2. Data Quality
The data becomes outdated over time and degrades to become unusable. Data Quality tools and processes act on the data to correct its deterioration.
What is Data Quality?
Data Quality consists of validating all data held on individuals and companies (customers, users, members of a club or association, employees, etc.), correct them whenever possible, standardize them according to the standards of the Post Office Ensure delivery) and eliminate duplicates, leaving a single instance of each person.
What do I gain with Data Quality?
- Cost savings
- Efficient cooperation
- Consistent basis for decision making
- Risk minimization
- Revenue boost
Finally, all my clients have the data validated and clean: I can already know the exact number of customers; I can segment them correctly, I can locate them in maps with geographic tools, I can know them better and better to offer services totally adapted to their needs.
No more duplicate customers: no more letters sent in duplicate to no avail, no more unnecessary mail returns, no more wrong phone calls, no more money thrown away.
In order to solve the problem of data quality, an analysis must be performed for each of the data quality dimensions, thus solving each of the doubts in the process and thus reducing the risks of failure in the projects. this type.
The six core dimensions of data quality are:
- Completeness: Completeness is defined as expected comprehensiveness. Data can be complete even if optional data is missing. As long as the data meets the expectations then the data is considered complete.
Example: customer’s first name and last name are mandatory but middle name is optional; so a record can be considered complete even if a middle name is not available.
- Timeliness: The degree to which data represent reality from the required
point in time.
Example: Tina Jones provides details of an updated emergency contact
number on 1st June 2013 which is then entered into the Student
database by the admin team on 4th June 2013. This indicates a
delay of 3 days. This delay breaches the timeliness constraint as
the service level agreement for changes is 2 days.
- Consistency: The absence of difference, when comparing two or more representations of a
thing against a definition.
Example: School admin: a student’s date of birth has the same value and format in the
school register as that stored within the Student database.
- Validity: Conformity means the data is following the set of standard data definitions like data type, size and format. For example, date of birth of customer is in the format “mm/dd/yyyy”
- Integrity: Integrity means validity of data across the relationships and ensures that all data in a database can be traced and connected to other data.

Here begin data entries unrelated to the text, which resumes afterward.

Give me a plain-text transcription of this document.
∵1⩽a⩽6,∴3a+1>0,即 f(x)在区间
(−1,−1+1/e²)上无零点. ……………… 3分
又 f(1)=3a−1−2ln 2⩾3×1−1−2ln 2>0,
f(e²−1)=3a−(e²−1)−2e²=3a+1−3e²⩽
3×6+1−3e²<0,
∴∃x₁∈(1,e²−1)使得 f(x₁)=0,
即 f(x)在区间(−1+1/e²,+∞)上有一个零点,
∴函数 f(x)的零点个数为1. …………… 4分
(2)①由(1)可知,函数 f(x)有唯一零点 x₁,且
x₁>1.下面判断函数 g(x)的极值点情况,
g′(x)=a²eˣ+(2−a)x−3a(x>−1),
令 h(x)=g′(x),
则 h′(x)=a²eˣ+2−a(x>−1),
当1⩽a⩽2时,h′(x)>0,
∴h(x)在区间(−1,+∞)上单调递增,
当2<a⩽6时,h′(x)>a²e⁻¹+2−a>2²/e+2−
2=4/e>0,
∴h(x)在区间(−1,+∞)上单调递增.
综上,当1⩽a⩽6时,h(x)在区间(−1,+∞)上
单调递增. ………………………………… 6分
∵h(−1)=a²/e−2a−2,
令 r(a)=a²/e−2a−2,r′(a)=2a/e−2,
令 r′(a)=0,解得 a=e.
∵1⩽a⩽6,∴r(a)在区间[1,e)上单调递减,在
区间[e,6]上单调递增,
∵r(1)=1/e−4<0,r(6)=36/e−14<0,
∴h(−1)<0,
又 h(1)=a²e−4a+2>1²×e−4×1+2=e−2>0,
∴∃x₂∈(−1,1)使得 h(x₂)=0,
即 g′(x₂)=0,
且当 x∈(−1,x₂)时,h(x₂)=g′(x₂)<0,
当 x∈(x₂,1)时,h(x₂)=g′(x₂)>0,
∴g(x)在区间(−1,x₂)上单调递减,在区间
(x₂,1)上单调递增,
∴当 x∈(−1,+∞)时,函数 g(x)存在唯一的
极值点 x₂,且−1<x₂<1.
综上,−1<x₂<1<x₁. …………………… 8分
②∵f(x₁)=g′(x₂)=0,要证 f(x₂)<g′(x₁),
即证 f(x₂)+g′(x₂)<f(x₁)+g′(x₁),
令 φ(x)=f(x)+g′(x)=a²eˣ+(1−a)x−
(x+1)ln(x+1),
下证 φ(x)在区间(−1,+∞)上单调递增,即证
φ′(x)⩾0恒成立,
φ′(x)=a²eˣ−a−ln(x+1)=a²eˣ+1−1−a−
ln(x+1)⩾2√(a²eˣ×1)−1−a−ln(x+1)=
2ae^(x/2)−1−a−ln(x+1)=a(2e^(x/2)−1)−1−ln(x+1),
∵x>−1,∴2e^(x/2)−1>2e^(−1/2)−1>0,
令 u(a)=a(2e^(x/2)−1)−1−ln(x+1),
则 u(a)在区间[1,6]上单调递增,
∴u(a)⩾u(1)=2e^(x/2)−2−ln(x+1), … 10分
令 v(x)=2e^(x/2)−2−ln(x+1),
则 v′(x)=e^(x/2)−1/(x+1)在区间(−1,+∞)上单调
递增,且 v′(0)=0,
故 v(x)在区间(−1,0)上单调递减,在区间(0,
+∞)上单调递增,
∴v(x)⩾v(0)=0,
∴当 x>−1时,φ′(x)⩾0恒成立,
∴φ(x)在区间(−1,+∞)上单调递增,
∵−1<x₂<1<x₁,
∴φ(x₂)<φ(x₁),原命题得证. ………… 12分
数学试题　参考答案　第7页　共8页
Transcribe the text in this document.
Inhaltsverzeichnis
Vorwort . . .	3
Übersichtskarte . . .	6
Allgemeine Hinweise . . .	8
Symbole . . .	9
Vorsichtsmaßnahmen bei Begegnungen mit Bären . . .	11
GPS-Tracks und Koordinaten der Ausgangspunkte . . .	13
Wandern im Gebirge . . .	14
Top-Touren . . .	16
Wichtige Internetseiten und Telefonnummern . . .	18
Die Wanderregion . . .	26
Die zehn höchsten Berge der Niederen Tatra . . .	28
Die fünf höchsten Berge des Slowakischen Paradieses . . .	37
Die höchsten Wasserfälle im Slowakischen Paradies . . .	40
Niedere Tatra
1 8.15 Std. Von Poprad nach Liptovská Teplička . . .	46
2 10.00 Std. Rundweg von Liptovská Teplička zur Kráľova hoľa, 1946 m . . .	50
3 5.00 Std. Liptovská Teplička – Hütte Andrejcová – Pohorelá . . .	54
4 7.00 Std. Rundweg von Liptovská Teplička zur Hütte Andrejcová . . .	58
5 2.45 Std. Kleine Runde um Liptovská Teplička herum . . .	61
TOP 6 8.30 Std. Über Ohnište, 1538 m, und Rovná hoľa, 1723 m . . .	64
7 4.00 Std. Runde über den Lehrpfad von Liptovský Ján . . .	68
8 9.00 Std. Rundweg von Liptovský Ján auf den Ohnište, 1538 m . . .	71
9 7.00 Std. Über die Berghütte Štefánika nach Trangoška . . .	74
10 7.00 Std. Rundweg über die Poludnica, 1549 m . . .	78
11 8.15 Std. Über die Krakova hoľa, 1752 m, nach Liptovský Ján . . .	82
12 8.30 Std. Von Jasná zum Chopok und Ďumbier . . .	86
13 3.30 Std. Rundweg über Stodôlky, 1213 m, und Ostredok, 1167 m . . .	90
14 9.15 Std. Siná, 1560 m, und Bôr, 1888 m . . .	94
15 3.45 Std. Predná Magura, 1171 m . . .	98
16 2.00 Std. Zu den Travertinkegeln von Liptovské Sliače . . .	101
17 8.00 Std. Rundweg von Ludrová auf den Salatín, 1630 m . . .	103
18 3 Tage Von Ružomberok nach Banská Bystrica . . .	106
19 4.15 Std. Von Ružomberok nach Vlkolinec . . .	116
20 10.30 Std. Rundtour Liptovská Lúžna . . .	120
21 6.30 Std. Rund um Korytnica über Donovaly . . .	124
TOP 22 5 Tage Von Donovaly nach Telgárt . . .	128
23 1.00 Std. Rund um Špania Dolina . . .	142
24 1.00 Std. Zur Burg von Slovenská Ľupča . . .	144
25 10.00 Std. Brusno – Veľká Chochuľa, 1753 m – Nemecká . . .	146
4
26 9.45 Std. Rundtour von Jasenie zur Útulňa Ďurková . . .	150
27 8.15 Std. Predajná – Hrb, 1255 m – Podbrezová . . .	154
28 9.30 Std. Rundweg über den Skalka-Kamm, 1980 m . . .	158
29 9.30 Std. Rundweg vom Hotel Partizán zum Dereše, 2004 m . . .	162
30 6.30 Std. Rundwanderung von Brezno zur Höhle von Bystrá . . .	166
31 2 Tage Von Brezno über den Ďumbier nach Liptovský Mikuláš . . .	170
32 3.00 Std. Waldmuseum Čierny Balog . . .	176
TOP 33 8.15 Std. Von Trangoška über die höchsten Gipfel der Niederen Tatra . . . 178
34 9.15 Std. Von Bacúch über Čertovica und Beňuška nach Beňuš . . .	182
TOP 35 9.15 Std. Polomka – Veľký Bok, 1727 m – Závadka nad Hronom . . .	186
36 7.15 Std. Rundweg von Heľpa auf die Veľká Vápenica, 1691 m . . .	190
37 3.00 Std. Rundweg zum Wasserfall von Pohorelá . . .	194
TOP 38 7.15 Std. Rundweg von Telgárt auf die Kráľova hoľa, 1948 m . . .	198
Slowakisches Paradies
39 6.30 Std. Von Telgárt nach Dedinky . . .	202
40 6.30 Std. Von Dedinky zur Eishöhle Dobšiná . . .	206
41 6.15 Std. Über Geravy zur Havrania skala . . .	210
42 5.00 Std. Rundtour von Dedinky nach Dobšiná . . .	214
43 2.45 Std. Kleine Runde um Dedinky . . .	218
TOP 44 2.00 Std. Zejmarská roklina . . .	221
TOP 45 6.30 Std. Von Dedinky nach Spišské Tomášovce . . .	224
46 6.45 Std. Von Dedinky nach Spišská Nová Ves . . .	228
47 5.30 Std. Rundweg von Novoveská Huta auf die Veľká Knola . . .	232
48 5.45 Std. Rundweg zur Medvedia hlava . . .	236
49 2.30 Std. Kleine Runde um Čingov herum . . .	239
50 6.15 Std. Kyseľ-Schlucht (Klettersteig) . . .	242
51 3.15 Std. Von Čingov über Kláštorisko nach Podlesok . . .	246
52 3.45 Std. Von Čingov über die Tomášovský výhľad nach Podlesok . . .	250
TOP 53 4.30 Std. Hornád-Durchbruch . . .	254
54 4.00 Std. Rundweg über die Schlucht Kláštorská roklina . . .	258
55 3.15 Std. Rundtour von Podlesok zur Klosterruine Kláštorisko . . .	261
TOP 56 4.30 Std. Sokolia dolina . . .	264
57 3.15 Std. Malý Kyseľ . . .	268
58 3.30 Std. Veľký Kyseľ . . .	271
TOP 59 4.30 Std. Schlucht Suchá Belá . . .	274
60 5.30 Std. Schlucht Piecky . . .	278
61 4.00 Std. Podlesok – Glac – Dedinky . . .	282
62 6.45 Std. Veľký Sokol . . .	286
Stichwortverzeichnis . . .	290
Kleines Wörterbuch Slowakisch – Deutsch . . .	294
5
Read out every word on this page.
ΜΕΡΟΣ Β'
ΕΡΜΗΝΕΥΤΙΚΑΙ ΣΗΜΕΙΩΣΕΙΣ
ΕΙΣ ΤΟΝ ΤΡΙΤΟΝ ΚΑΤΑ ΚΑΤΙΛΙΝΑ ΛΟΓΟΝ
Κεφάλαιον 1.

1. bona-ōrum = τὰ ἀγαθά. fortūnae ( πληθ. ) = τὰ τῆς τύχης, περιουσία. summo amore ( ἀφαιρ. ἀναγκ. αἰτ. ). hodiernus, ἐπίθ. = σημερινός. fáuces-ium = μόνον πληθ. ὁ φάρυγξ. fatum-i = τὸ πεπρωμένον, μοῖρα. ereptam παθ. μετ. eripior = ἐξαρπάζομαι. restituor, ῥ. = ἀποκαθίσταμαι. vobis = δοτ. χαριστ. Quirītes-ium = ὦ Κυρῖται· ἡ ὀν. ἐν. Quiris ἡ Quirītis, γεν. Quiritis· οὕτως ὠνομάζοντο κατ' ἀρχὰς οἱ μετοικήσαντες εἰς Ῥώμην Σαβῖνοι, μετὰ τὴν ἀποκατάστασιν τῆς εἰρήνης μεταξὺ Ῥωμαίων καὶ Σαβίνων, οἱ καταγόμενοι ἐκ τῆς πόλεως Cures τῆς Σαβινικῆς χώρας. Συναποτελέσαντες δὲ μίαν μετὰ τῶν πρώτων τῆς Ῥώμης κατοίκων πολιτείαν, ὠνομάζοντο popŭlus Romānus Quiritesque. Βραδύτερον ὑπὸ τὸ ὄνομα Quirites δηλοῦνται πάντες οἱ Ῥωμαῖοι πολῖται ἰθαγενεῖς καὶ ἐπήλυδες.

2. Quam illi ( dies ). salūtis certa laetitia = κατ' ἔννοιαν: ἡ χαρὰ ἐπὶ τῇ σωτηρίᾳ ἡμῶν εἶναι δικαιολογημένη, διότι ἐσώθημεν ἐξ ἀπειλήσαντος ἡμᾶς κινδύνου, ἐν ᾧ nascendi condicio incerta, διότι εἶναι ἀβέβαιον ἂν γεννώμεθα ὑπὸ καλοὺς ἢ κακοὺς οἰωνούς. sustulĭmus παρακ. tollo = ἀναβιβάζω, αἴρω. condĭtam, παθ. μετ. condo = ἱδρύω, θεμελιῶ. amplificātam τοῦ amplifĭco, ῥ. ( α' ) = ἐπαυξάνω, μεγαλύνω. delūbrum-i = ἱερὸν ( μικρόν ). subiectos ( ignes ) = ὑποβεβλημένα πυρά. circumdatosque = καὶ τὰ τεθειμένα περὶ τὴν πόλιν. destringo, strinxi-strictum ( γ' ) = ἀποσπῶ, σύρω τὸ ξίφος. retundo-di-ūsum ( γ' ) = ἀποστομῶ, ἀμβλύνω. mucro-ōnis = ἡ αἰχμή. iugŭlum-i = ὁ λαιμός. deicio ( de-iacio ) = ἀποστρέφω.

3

For example, in a customer database, there should be a valid customer, addresses and relationship between them. If there is an address relationship data without a customer then that data is not valid and is considered an orphaned record.
- Accuracy: is the degree to which data correctly reflects the real world object OR an event being described. Examples:
Sales of the business unit are the real value.
Address of an employee in the employee database is the real address.
So to summarize, data quality refers to the overall utility of a dataset(s) as a function of its ability to be easily processed and analyzed for other uses, usually by a database, data warehouse, or data analytics system. When data is of excellent quality, it can be easily processed and analyzed, leading to insights that help the organization make better decisions. High-quality data is essential to business intelligence efforts and other types of data analytics, as well as better operational efficiency.